The report, however, excludes lay employees of the diocese and priests who are either dead or members of a religious order.
The allegations against all but one of the 16 named priests have been previously reported in The Blade. The one cleric whose case has not been reported is the Rev. John McCullen, ordained in Toledo in 1944.
Sally Oberski, director of communications for the Toledo diocese, said the allegations against Father McCullen surfaced after he moved to Florida in 1960. She could not say when or where in the Toledo diocese the alleged abuse occurred.
The priest is listed in the Toledo diocesan directory as retired and living in Deerfield Beach, Fla., but a receptionist at St. Ambrose Parish there said Father Ambrose has moved out of the area. He could not be reached for comment yesterday.
Bishop Blair's status report states that all allegations have been reported to the appropriate civil authorities. John Weglian, chief of the Lucas County prosecutor's special units division, said yesterday that no criminal charges are pending in any of the cases.
The diocese has published the report on its Web site, www.toledodiocese.org.
A spokesman for the victims' advocacy group SNAP said yesterday that the report is "incomplete but a step in the right direction."
Claudia Vercellotti, co-coordinator of the Toledo chapter of the Survivors Network of those Abused by Priests, said Bishop
Blair should release the names of all church leaders - "whether diocesan, order, secular, volunteer, living, or deceased" - who faced credible allegations of sexual abuse.
Withholding the names of deceased priests accused of abusing minors hampers their victims' healing process, Ms. Vercellotti said.
She also called it "indefensible" that the diocese has not released the names of lay employees who faced credible allegations.
"It's not that we want the names released just for the sake of releasing them. It's because these individuals may be living and working in close proximity to children who do not know their history of sexual abuse, and that could put children at risk."
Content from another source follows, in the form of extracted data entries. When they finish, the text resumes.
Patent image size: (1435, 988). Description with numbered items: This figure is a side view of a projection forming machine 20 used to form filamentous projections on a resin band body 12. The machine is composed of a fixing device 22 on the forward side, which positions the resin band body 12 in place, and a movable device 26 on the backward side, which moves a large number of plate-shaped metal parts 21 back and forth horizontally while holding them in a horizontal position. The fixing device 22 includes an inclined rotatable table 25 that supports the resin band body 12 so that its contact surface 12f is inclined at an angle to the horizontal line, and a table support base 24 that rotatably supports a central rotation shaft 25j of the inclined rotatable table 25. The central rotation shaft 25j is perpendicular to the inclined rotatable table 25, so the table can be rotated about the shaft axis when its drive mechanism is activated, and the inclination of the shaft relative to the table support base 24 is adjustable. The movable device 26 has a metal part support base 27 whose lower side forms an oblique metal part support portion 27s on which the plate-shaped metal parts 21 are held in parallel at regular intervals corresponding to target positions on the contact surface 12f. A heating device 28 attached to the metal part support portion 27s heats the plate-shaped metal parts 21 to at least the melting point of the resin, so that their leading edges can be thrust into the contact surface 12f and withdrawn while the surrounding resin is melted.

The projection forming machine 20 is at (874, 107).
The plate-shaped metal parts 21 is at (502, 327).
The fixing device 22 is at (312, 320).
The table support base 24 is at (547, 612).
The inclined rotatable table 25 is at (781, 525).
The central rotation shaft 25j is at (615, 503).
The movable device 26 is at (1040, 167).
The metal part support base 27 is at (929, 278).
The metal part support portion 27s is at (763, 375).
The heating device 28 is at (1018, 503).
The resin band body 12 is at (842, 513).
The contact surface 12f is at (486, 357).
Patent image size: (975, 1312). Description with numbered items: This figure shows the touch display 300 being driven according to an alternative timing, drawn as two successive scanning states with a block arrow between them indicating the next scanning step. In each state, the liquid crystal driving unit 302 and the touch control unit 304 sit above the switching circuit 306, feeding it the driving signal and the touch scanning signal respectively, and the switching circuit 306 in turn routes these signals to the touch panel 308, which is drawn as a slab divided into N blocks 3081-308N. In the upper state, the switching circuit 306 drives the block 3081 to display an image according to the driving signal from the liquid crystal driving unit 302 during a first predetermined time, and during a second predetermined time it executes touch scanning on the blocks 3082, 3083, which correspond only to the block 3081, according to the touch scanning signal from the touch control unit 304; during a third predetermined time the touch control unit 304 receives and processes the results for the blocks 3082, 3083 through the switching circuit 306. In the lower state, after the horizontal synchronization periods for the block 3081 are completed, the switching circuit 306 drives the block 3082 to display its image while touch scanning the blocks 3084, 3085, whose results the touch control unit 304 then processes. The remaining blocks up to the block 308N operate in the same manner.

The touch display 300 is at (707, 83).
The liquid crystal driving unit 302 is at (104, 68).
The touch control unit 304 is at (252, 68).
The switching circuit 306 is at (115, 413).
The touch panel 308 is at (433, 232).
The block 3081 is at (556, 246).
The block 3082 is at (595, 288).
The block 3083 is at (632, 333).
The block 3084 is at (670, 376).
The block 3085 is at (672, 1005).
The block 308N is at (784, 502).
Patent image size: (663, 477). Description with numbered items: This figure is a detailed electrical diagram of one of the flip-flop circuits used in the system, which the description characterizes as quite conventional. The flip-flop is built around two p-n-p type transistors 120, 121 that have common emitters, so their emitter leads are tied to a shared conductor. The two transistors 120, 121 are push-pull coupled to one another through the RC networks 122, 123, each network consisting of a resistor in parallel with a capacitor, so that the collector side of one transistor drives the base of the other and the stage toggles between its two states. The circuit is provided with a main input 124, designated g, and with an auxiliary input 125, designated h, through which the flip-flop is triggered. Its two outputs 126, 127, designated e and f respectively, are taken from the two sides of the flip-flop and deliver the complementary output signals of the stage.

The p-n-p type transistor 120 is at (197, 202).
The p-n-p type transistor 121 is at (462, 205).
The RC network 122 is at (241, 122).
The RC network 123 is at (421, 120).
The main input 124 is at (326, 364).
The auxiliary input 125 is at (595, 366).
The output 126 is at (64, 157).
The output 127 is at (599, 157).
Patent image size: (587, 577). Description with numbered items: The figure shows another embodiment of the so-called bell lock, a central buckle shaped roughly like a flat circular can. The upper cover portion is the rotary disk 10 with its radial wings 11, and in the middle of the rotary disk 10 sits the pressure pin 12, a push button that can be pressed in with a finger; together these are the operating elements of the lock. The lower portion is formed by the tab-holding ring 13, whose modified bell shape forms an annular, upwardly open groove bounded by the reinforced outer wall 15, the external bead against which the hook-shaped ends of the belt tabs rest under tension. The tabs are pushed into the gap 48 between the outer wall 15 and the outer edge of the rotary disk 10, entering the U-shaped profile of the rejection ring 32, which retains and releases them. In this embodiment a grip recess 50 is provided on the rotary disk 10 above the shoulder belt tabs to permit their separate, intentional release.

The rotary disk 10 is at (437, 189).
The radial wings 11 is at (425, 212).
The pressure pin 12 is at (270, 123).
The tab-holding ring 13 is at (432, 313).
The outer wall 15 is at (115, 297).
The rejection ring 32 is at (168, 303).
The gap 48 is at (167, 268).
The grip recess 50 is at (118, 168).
After the release of a national study on clerical sexual abuse, Bishop Blair announced Feb. 27 that he would release the names and status of Toledo priests who have been accused of sexually abusing minors but added that he would not disclose the names of deceased priests because they could not defend themselves.
The status report said seven priests charged with abusing minors are deceased; two were accused and exonerated; one is under investigation; five have voluntarily left the ministry; 10 are barred from public ministry, and one was a permanent deacon who left the ministry before allegations surfaced.
The report also lists restrictions on priests barred from ministry: "They may only celebrate Mass alone with no one present. They may not celebrate the other sacraments, present themselves as priests, or wear clerical garb."
The report states that religious order priests - naming the Rev. John Gallen of the Society of Jesus, and the Rev. Chet Warren, an Oblate of St. Francis de Sales - are not under the jurisdiction of the Diocese of Toledo.
The Rev. Arthur Espelage, a Jesuit and spokesman for the Canon Law Society of America in Washington, said yesterday that diocesan bishops have authority over religious order priests only while the cleric is serving in the bishop's diocese. Both Father Gallen, who is living in New York City, and Father Warren, who lives in Toledo, have been barred from ministry.
SNAP also is asking the diocese to list every parish and other assignment where alleged offenders have served.
Ms. Oberski said the status report follows the criteria of the national study by the John Jay College of Criminal Justice, which tallied 54 years of allegations. She said the local status report "is a step-by-step process" and that the diocese will consider adding priests' assignments to the list.